È quindi certamente erronea la data del 1316 indicata dal Lucarelli come anno della morte del G., che avvenne comunque dopo l'ottobre 1322 in epoca imprecisata.
Il G. ebbe vari figli che ne continuarono l'attività, fra cui Giacomo, che gli successe come leader della parte guelfa, il già ricordato Muzio, Filippo (forse podestà di Cagli con lui nel 1306) e Lello, e almeno una figlia, Chiara, che andò sposa a Nallo Trinci, signore di Foligno fino al 1321.
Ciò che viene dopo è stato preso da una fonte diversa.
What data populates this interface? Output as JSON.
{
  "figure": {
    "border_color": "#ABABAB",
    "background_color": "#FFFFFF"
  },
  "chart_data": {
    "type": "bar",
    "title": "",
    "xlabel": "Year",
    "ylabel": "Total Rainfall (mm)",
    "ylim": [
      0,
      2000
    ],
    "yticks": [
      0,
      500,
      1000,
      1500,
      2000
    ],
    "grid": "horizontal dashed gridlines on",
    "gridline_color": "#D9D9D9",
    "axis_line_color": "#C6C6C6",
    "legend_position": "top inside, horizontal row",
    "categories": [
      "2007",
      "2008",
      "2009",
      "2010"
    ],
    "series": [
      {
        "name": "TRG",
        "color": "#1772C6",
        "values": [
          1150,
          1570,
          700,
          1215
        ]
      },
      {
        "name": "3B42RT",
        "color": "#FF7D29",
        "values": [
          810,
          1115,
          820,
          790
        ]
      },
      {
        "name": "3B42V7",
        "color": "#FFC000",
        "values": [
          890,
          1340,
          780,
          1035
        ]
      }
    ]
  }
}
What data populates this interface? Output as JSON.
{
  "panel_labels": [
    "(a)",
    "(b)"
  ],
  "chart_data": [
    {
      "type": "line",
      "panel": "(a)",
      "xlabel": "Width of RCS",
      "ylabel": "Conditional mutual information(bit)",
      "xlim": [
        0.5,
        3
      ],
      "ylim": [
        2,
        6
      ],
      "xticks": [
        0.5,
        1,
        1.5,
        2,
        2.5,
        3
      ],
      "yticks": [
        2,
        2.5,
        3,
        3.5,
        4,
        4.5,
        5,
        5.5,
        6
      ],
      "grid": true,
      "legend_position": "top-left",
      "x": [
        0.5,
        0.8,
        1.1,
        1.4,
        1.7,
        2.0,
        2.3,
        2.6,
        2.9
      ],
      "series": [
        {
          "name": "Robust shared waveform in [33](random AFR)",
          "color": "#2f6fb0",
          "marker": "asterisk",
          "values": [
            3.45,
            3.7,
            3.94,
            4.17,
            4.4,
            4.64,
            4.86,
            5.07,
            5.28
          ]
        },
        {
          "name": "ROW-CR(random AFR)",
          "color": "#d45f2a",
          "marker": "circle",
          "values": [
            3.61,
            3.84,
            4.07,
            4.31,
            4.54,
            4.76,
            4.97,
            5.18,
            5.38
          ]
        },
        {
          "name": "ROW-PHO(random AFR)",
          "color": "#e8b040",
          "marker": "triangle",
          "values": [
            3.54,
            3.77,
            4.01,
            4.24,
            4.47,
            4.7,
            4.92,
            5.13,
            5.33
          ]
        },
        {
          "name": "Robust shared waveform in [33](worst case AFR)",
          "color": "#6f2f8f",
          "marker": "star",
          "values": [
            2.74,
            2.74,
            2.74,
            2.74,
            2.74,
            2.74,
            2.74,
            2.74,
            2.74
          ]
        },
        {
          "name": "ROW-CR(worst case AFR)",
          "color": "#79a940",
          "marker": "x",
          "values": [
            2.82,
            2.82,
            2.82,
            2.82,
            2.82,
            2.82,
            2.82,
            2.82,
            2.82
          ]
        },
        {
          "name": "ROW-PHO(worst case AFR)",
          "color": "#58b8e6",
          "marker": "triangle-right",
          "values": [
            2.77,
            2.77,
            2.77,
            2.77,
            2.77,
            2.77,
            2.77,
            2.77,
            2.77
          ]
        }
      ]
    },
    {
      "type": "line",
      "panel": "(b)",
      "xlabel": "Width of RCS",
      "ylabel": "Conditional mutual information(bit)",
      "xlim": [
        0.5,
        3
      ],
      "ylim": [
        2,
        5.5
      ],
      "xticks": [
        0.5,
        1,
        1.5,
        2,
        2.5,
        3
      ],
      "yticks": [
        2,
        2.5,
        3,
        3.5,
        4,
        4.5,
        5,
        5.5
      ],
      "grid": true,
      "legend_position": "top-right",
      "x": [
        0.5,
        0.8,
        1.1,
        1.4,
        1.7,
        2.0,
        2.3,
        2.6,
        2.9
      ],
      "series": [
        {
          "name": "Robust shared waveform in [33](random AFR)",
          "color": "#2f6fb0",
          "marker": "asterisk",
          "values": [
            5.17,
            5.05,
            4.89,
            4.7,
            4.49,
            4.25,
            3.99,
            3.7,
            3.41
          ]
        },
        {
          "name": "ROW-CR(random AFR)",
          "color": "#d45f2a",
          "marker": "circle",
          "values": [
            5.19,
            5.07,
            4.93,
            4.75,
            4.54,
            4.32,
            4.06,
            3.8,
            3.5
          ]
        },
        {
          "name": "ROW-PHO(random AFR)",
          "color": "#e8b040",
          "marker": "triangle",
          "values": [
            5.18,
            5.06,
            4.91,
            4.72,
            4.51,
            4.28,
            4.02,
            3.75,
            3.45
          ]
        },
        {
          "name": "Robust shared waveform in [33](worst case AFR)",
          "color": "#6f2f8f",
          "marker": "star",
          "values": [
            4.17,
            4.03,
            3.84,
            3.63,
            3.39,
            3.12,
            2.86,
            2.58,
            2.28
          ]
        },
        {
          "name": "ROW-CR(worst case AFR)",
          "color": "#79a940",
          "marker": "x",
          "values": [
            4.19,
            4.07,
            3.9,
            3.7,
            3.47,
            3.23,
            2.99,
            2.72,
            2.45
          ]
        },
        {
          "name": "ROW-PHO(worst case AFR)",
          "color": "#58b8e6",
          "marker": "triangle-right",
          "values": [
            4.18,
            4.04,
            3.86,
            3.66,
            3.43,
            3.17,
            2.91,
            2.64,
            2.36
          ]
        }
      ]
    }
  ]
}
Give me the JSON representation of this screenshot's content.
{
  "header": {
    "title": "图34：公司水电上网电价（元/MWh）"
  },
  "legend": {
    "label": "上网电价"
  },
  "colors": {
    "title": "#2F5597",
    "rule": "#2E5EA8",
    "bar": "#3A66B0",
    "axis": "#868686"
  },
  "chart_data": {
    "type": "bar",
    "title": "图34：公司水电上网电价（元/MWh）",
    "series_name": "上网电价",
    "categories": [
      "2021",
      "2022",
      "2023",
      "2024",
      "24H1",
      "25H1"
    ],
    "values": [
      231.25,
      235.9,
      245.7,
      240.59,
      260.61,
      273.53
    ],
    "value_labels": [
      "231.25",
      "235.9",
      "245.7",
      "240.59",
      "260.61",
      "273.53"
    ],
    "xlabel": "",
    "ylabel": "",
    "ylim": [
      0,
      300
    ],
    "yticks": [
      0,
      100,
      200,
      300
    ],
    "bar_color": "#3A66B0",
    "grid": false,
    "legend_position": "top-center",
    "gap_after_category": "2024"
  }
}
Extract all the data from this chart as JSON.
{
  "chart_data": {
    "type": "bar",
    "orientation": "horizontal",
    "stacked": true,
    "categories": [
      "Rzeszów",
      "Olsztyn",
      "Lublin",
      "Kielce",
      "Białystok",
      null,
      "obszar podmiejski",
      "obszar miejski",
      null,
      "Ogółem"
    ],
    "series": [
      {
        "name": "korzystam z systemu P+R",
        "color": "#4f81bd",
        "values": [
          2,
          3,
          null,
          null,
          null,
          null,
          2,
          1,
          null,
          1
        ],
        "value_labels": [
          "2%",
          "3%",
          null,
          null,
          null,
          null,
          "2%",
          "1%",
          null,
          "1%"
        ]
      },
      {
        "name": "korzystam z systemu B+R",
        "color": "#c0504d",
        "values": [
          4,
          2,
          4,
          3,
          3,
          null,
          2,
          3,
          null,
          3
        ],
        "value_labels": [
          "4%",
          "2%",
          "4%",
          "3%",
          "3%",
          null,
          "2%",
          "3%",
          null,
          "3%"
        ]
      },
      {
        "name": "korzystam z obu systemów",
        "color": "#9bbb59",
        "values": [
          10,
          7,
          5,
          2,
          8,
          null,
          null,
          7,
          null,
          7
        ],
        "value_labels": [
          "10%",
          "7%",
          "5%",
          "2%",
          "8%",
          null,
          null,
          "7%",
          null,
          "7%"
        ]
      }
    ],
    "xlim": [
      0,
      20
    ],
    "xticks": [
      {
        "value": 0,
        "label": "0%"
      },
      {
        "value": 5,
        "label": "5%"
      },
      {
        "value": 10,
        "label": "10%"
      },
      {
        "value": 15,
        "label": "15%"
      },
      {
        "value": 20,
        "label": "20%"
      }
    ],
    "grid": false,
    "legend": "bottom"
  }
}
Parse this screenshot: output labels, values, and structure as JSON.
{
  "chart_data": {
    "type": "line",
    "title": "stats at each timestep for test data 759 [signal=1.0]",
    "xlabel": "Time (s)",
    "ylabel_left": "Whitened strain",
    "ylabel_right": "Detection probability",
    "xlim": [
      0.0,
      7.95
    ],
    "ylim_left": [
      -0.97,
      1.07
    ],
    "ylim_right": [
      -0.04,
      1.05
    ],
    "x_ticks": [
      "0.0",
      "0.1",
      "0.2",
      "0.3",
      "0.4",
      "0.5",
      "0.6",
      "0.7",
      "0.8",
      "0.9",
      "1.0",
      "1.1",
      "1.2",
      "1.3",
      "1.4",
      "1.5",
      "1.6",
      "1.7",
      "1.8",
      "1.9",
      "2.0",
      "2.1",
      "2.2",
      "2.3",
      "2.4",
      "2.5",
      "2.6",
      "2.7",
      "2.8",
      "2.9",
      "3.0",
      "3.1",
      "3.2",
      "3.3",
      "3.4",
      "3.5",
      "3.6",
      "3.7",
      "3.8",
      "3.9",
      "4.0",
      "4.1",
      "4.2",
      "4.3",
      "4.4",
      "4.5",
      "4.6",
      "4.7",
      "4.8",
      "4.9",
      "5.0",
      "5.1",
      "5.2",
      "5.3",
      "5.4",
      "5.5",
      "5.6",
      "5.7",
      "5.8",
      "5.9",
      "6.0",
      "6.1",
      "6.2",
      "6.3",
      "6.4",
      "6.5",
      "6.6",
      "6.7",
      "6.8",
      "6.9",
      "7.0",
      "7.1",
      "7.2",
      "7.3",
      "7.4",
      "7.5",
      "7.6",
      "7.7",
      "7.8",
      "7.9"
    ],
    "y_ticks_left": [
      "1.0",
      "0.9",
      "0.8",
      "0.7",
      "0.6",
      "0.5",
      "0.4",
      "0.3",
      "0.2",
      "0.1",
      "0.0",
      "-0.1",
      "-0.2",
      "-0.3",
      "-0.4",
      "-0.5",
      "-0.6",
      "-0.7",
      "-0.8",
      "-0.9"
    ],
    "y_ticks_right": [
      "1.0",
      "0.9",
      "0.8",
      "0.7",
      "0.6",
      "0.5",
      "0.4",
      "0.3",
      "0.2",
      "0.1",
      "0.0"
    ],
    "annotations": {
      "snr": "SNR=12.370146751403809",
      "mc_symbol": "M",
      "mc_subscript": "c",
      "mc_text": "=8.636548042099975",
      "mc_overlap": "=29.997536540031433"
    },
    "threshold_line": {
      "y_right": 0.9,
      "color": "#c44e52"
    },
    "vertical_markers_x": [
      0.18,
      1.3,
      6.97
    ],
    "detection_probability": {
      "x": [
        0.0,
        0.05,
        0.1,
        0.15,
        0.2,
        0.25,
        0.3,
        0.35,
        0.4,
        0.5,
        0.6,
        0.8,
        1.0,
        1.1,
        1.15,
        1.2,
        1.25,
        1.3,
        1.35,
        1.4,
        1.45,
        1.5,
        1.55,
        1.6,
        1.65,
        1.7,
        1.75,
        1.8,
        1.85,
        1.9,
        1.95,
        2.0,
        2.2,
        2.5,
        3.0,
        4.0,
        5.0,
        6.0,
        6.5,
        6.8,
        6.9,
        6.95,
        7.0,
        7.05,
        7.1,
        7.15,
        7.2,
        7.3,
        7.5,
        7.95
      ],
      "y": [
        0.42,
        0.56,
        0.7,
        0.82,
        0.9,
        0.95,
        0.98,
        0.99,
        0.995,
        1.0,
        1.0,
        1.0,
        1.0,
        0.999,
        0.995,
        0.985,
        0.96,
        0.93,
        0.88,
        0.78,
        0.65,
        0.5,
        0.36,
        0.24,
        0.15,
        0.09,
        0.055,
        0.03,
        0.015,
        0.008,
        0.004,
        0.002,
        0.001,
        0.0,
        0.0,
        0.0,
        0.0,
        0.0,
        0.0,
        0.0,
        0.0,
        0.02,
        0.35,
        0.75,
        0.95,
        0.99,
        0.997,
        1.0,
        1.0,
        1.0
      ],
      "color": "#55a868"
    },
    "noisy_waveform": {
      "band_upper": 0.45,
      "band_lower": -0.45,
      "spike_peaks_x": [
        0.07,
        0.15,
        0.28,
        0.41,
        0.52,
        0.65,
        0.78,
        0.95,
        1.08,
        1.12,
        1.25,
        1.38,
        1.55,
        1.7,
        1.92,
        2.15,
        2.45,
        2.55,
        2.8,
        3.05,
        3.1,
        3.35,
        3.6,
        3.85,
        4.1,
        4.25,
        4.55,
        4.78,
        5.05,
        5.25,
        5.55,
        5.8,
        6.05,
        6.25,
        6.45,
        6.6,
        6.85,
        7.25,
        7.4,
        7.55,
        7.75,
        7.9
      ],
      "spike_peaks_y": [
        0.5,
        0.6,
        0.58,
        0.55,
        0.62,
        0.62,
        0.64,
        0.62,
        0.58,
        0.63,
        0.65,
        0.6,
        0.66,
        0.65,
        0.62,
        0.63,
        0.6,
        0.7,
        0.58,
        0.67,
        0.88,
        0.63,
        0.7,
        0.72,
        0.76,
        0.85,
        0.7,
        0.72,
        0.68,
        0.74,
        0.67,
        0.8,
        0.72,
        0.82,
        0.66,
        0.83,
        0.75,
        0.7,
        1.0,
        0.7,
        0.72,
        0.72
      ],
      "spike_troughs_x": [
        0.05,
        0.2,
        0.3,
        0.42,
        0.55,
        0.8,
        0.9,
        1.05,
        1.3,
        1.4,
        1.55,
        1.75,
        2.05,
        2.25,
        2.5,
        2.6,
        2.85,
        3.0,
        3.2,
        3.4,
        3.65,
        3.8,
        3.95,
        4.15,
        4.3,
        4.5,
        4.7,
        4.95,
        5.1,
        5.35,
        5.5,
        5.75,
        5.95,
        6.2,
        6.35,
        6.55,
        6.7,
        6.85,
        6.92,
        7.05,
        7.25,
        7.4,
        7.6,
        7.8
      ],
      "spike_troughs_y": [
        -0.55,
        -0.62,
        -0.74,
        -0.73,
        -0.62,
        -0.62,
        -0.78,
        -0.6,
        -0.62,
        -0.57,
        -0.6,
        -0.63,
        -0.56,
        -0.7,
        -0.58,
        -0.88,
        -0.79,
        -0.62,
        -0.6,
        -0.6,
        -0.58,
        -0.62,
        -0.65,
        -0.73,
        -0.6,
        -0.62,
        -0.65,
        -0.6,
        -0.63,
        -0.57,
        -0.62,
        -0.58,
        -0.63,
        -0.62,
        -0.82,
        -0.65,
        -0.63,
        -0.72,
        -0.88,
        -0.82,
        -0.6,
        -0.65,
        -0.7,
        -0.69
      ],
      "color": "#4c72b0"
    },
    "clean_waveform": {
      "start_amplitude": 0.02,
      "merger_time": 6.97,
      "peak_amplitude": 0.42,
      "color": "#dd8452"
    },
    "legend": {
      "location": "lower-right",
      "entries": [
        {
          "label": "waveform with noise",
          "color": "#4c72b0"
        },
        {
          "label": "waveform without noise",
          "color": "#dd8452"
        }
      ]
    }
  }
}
Non deve tuttavia essere confuso con questo G. il suo quasi omonimo Cantuccio (cfr. l'errore nel commento di G. Aquilecchia a G. Villani, Cronica, Torino 1979, p. 164), che era figlio di suo fratello Bino. Nel 1331, durante la guerra contro Lucca, fu nominato capitano dell'esercito fiorentino, ma era ancora assai giovane, e probabilmente non era ancora stato fatto cavaliere. Il Villani critica la scarsa esperienza di Cantuccio, che aveva provocato un grave incidente (una sommossa, dopo che era stata erogata una punizione eccessiva a un commilitone) con i mercenari borgognoni (Nuova cronica, I, pp. 735 s.). Anche se non sappiamo se all'epoca il G. fosse ancora vivo, il cronista non si sarebbe espresso così se si fosse trattato del G., al contrario assai reputato proprio per la sua capacità ed esperienza militare.